Two questions about using libsvm in python:

- How can I know if the problem is feasible or not?
- How can I get the primal variable (w and the offset b)?

I use a simple example considering 4 training points (depicted by *) in a 2D space:

`*----*`

| |

| |

*----*

I train the SVM with the C_SVC formulation and a linear kernel, I classify the 4 points in two labels [-1, +1].

For example, when I set the training points like this, it should find a separating hyperplane.

`{-1}----{+1}`

| |

| |

{-1}----{+1}

But with this nonlinear problem, it should not been able to find a separating hyperplane (because of the linear kernel).

`{+1}----{-1}`

| |

| |

{-1}----{+1}

And I would like to be able to detect this case.
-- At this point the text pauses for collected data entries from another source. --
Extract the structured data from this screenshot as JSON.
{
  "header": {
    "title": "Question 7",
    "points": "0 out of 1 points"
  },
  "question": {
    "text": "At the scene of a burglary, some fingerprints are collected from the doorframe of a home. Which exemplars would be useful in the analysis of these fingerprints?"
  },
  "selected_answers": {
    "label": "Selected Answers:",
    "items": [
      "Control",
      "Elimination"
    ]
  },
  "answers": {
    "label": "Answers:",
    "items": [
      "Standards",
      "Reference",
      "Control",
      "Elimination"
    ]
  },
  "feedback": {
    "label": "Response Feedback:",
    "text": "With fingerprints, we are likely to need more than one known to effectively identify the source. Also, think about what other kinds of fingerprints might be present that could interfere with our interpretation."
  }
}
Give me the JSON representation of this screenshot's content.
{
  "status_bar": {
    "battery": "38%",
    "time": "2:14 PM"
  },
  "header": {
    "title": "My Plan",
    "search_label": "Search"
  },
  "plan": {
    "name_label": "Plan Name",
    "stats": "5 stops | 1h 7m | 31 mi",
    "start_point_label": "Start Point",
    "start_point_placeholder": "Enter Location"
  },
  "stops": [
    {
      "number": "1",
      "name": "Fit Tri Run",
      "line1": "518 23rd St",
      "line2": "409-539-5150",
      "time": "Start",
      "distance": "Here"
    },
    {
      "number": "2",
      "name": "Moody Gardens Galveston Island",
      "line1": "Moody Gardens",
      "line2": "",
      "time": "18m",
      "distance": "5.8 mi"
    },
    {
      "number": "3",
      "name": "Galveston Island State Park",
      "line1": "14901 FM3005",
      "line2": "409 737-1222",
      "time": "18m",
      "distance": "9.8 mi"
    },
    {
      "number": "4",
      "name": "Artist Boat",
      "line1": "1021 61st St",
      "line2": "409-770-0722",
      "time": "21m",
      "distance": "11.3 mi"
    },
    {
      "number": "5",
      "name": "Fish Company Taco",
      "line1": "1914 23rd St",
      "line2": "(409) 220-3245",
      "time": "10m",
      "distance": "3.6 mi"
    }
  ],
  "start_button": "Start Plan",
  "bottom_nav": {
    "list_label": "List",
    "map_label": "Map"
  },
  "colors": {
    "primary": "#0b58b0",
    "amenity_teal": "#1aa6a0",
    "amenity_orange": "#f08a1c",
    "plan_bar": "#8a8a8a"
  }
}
Sample code for the 2nd example:

`from svmutil import *`

import numpy as np

y = [1, -1, 1, -1]

x = [{1:-1, 2 :1}, {1:-1, 2:-1}, {1:1, 2:-1}, {1:1, 2:1}]

prob = svm_problem(y, x)

param = svm_parameter()

param.kernel_type = LINEAR

param.C = 10

m = svm_train(prob, param)

Sample output:

`optimization finished, #iter = 21`

nu = 1.000000

obj = -40.000000, rho = 0.000000

nSV = 4, nBSV = 4

Total nSV = 4

Run cross validation for a exponential grid of C as explained in the libsvm guide on a linear kernel SVM. If the **training set accuracy** can never get close to 100% that means that the linear model is **too biased** for the data which in turn means that the linear assumption is false (the data is not linearly separable).

BTW. the **testing set accuracy** is the real evaluation of the generalization ability of the model but it measures the sum of the **bias and variance** hence cannot be used directly to measure the bias only. The difference between the training and testing sets accuracies measures the variance or overfitting of the model. More information on error analysis can be found in this blog post summarizing practical tips and tricks from the ml-class online class.